Witam,
kilka dni temu, podczas pełnienia służby na podziale bojowym, wyjechałem jako ratownik to przerwanego przez koparkę gazociągu średniego ciśnienia. Działania na miejscu polegały na ewakuowaniu najbliższych domów (3 domu, najbliższy około 12 m od wycieku), ustawieniu kurtyny wodnej od strony zawietrznej wycieku (wiał bardzo silny wiatr) oraz przygotowanie linii gaśniczej do zabezpieczenia. Na miejsce przyjechały dwa samochody z gazowni (4 osoby).
Dowódca akcji rozkazał swoim podwładnym w tym mnie, za pomocą berylowych łopat, odkopanie uszkodzonego gazociągu w celu uszczelnienia go. Miernik wielogazowy około 2 metrów od strony nawietrznej wycieku ,,szalał,, a panowie z gazowni stwierdzili, że nie zakręcą zaworu głównego, ponieważ później będą musieli sprawdzać przez tydzień instalacje we wszystkich domach odciętych- niby takie przepisy dotyczące sprawdzania.

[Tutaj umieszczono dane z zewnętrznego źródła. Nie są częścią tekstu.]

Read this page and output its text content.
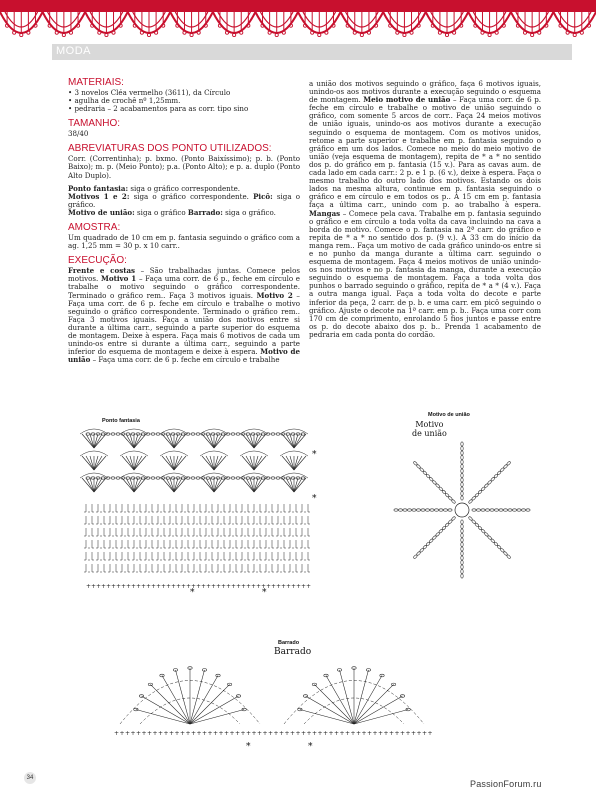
MODA
MATERIAIS:
• 3 novelos Cléa vermelho (3611), da Círculo
• agulha de crochê nº 1,25mm.
• pedraria – 2 acabamentos para as corr. tipo sino
TAMANHO:

38/40

ABREVIATURAS DOS PONTO UTILIZADOS:

Corr. (Correntinha); p. bxmo. (Ponto Baixíssimo); p. b. (Ponto Baixo); m. p. (Meio Ponto); p.a. (Ponto Alto); e p. a. duplo (Ponto Alto Duplo).

Ponto fantasia: siga o gráfico correspondente.
Motivos 1 e 2: siga o gráfico correspondente. Picô: siga o gráfico.
Motivo de união: siga o gráfico Barrado: siga o gráfico.

AMOSTRA:

Um quadrado de 10 cm em p. fantasia seguindo o gráfico com a ag. 1,25 mm = 30 p. x 10 carr..

EXECUÇÃO:

Frente e costas – São trabalhadas juntas. Comece pelos motivos. Motivo 1 – Faça uma corr. de 6 p., feche em círculo e trabalhe o motivo seguindo o gráfico correspondente. Terminado o gráfico rem.. Faça 3 motivos iguais. Motivo 2 – Faça uma corr. de 6 p. feche em círculo e trabalhe o motivo seguindo o gráfico correspondente. Terminado o gráfico rem.. Faça 3 motivos iguais. Faça a união dos motivos entre si durante a última carr., seguindo a parte superior do esquema de montagem. Deixe à espera. Faça mais 6 motivos de cada um unindo-os entre si durante a última carr., seguindo a parte inferior do esquema de montagem e deixe à espera. Motivo de união – Faça uma corr. de 6 p. feche em círculo e trabalhe

a união dos motivos seguindo o gráfico, faça 6 motivos iguais, unindo-os aos motivos durante a execução seguindo o esquema de montagem. Meio motivo de união – Faça uma corr. de 6 p. feche em círculo e trabalhe o motivo de união seguindo o gráfico, com somente 5 arcos de corr.. Faça 24 meios motivos de união iguais, unindo-os aos motivos durante a execução seguindo o esquema de montagem. Com os motivos unidos, retome a parte superior e trabalhe em p. fantasia seguindo o gráfico em um dos lados. Comece no meio do meio motivo de união (veja esquema de montagem), repita de * a * no sentido dos p. do gráfico em p. fantasia (15 v.). Para as cavas aum. de cada lado em cada carr.: 2 p. e 1 p. (6 v.), deixe à espera. Faça o mesmo trabalho do outro lado dos motivos. Estando os dois lados na mesma altura, continue em p. fantasia seguindo o gráfico e em círculo e em todos os p.. A 15 cm em p. fantasia faça a última carr., unindo com p. ao trabalho à espera. Mangas – Comece pela cava. Trabalhe em p. fantasia seguindo o gráfico e em círculo a toda volta da cava incluindo na cava a borda do motivo. Comece o p. fantasia na 2ª carr. do gráfico e repita de * a * no sentido dos p. (9 v.). A 33 cm do início da manga rem.. Faça um motivo de cada gráfico unindo-os entre si e no punho da manga durante a última carr. seguindo o esquema de montagem. Faça 4 meios motivos de união unindo-os nos motivos e no p. fantasia da manga, durante a execução seguindo o esquema de montagem. Faça a toda volta dos punhos o barrado seguindo o gráfico, repita de * a * (4 v.). Faça a outra manga igual. Faça a toda volta do decote e parte inferior da peça, 2 carr. de p. b. e uma carr. em picô seguindo o gráfico. Ajuste o decote na 1ª carr. em p. b.. Faça uma corr com 170 cm de comprimento, enrolando 5 fios juntos e passe entre os p. do decote abaixo dos p. b.. Prenda 1 acabamento de pedraria em cada ponta do cordão.

Ponto fantasia
+ + + + + + + + + + + + + + + + + + + + + + + + + + + + + + + + + + + + + + + + + + + + +
*
*
*	*
Motivo de união
Motivo
de união
Barrado
Barrado
+ + + + + + + + + + + + + + + + + + + + + + + + + + + + + + + + + + + + + + + + + + + + + + + + + + + + + + + + + +
*	*
34
PassionForum.ru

Jako ratownicy, nie chcieliśmy wykonać rozkazu kopania dziury, z której wydobywał się gaz. Zaznaczę, ze Panowie z gazowni, stojąc na około wycieku, gadali przez telefony komórkowe z przełożonymi.
Oczywiście po akcji, dowódca przyczepił się do nas, dlaczego ociągaliśmy się przy robocie oraz staliśmy przy prądownicy (w bezpiecznej odległości),
I tu moje pytanie: Czy według Was, dowódca podjął właściwą decyzje o kopaniu, gdzie z pod nóg wylatywał gaz? Czy stworzył sytuacje zagrażającą naszemu zdrowiu czy życiu? Czy mogliśmy nie wykonać rozkazu?